Schon das vorab veröffentlichte „Shark Attack“ machte klar, dass WOLF ein mächtiger Wurf in puncto Power/Heavy Metal gelungen war, der sowohl für die Jung- wie auch für die Altriege ein mächtiges Metal-Statement setzt und dahinter zusätzlich noch drei Ausrufezeichen platziert! „Devil Seed“ ist vollgepackt mit packenden und ergreifenden Metal-Geschoßen, vom eindringlichen „Skeleton Woman“ über das mächtig daherstapfende, gleichsam sägende wie melodiöse „Surgeons Of Lobotomy“ bis hin zur Up-Tempo-Nummer „Back From The Grave“, Abwechslung wird großgeschrieben und auch das Herzblut trieft förmlich aus jeder gezockten Note.

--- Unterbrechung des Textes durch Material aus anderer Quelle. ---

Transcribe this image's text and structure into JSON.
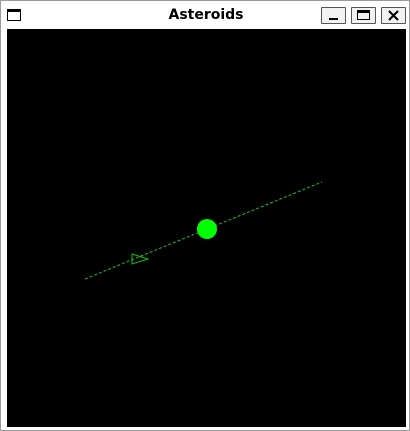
{
  "window": {
    "title": "Asteroids"
  },
  "colors": {
    "background": "#000000",
    "game_green": "#00ff00",
    "trail_green": "#22bb22"
  },
  "icons": {
    "window_menu": "window-menu-icon",
    "minimize": "minimize-icon",
    "maximize": "maximize-icon",
    "close": "close-icon"
  },
  "game": {
    "objects": [
      "laser-trail",
      "asteroid",
      "ship"
    ]
  }
}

Drei Jahre nach dem Vorgänger vereinen WOLF auf tollen Nummern wie „I Am Pain“, „Killing Floor“ („…Vengeance Calling!…“) oder dem bärenstarken “River Everlost” die jugendliche Spritzigkeit und das Herzblut der nachrückenden Garde mit der dunklen und abgeklärten Heavyness gestandener (US-)Power-Metal-Recken (METAL CHURCH & Co.) und der Klasse von Kalibern wie JUDAS PRIEST, frönen aber nicht irgendwelchen Retro-Sounds, sondern packen das Ganze in eine zeitgemäße Produktion mit fett sägenden Gitarren & Co und kratzen am Thron der Genre-Größen.

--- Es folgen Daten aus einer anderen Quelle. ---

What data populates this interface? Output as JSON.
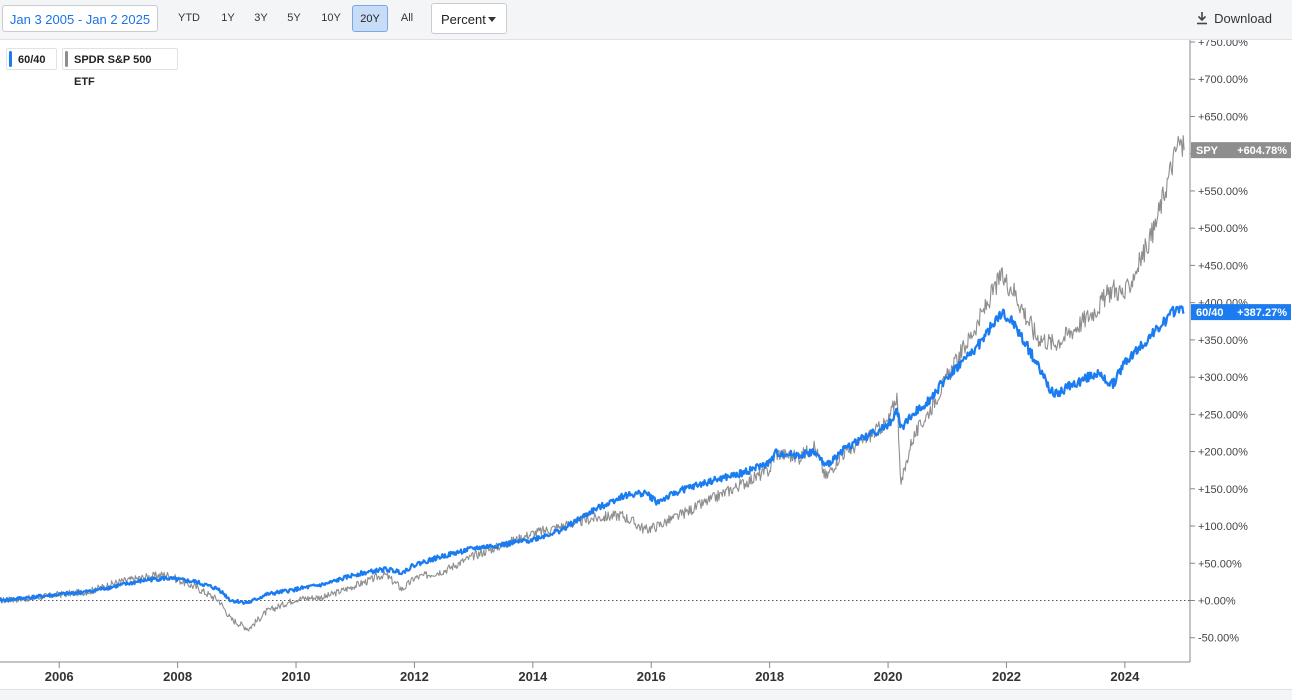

Virtuose Gitarreneinlagen, tolle Melodieführung, homogen-knackiges Songwriting und die geile Röhre von Sänger Niklas „Viper“ Stalvind (man höre etwa „My Demon“ oder das coole „The Dark Passenger“), der immer wieder an METAL CHURCHs ex-Sänger Mike Howe denken lässt, faszinieren ebenso wie die Leichtigkeit, mit der manche der Nummern mit einem sachten Melancholie-Schleier bedeckt sind oder durch die Schwermütigkeit der dunklen Nacht gejagt wurden, wie es die skandinavischen Power Metaller zu tun pflegen (zuletzt TAD MOROSE auf ihrem "Revenant"-Album). WOLF haben ein derart dichtes, tightes und vor Spirit strotzendes Metalpaket geschnürt, dass jedes Metal-Heart vor Verzückung hüpfen muß, dieses Album wird sich wohl zwangsläufig in einigen Jahreslisten-Top-10 wiederfinden.